A new study comparing fees for physician services in the United States with those in five other nations finds that U.S. physicians are paid more per service than doctors in other countries—as much as double in some cases.
According to the Commonwealth Fund–supported study, which appears in the new issue of Health Affairs, U.S. primary care physicians were paid an average of 27 percent more by public payers for an office visit, and 70 percent more by private payers for an office visit, compared with the average amount paid across the other countries, which include Australia, Canada, France, Germany, and the United Kingdom. For hip replacements, the gap was even larger: U.S. physicians received 70 percent more from public payers, and 120 percent more from private payers, than the average fees paid to physicians in the other nations studied.
The researchers, Miriam J. Laugesen, Ph.D., and Sherry A. Glied, Ph.D., who is currently serving as assistant secretary for planning and evaluation at the U.S. Department of Health and Human Services, say that higher prices paid to physicians were the main drivers of higher spending on physicians in the U.S., rather than physician practice expenses or the costs of medical education.
New Way of Paying Physicians Shows Promise
Also in the new issue of Health Affairs, researchers report on a new alternative to fee-for-service payment being tried by Blue Cross Blue Shield of Massachusetts.
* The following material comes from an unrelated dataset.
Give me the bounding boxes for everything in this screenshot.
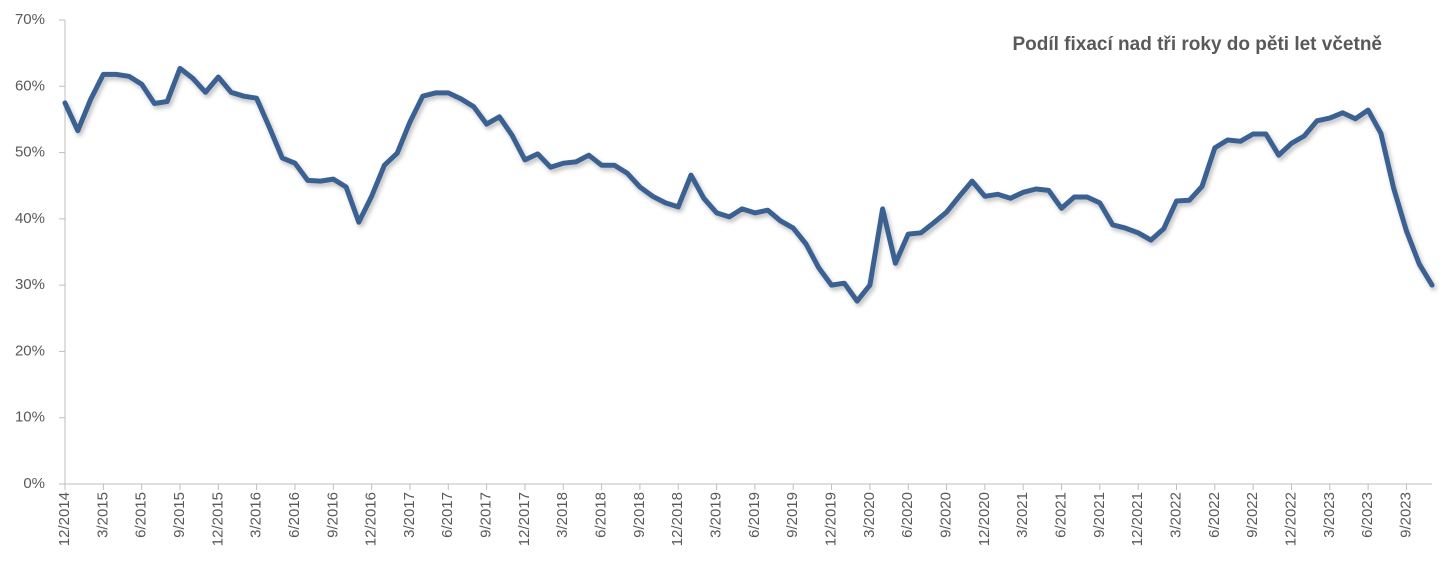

As of 2009, health care providers that participate in the Alternative Quality Contract (AQC) receive fixed payments for patient care, plus rewards based on savings generated and performance targets reached.
The AQC gives provider groups a global budget to cover the cost of delivering care to a defined group of patients and allows those groups that control costs to recoup savings. The authors of the Commonwealth Fund–supported study, who include Robert E. Mechanic, M.B.A., of Brandeis University and Michael Chernew, Ph.D., professor at Harvard Medical School and member of The Commonwealth Fund Commission on a High Performance Health System, say that groups in the AQC have been able to slow their health care spending growth and have begun to focus more on quality improvement, reduce their use of expensive sites of care, and coordinate services for high-risk patients.
Although early results suggest financial incentives tied to quality improvement and efficiency can help reduce spending growth, the researchers note that such savings require a multiyear investment by insurers in technical resources and analytic tools, as well as substantial financial incentives.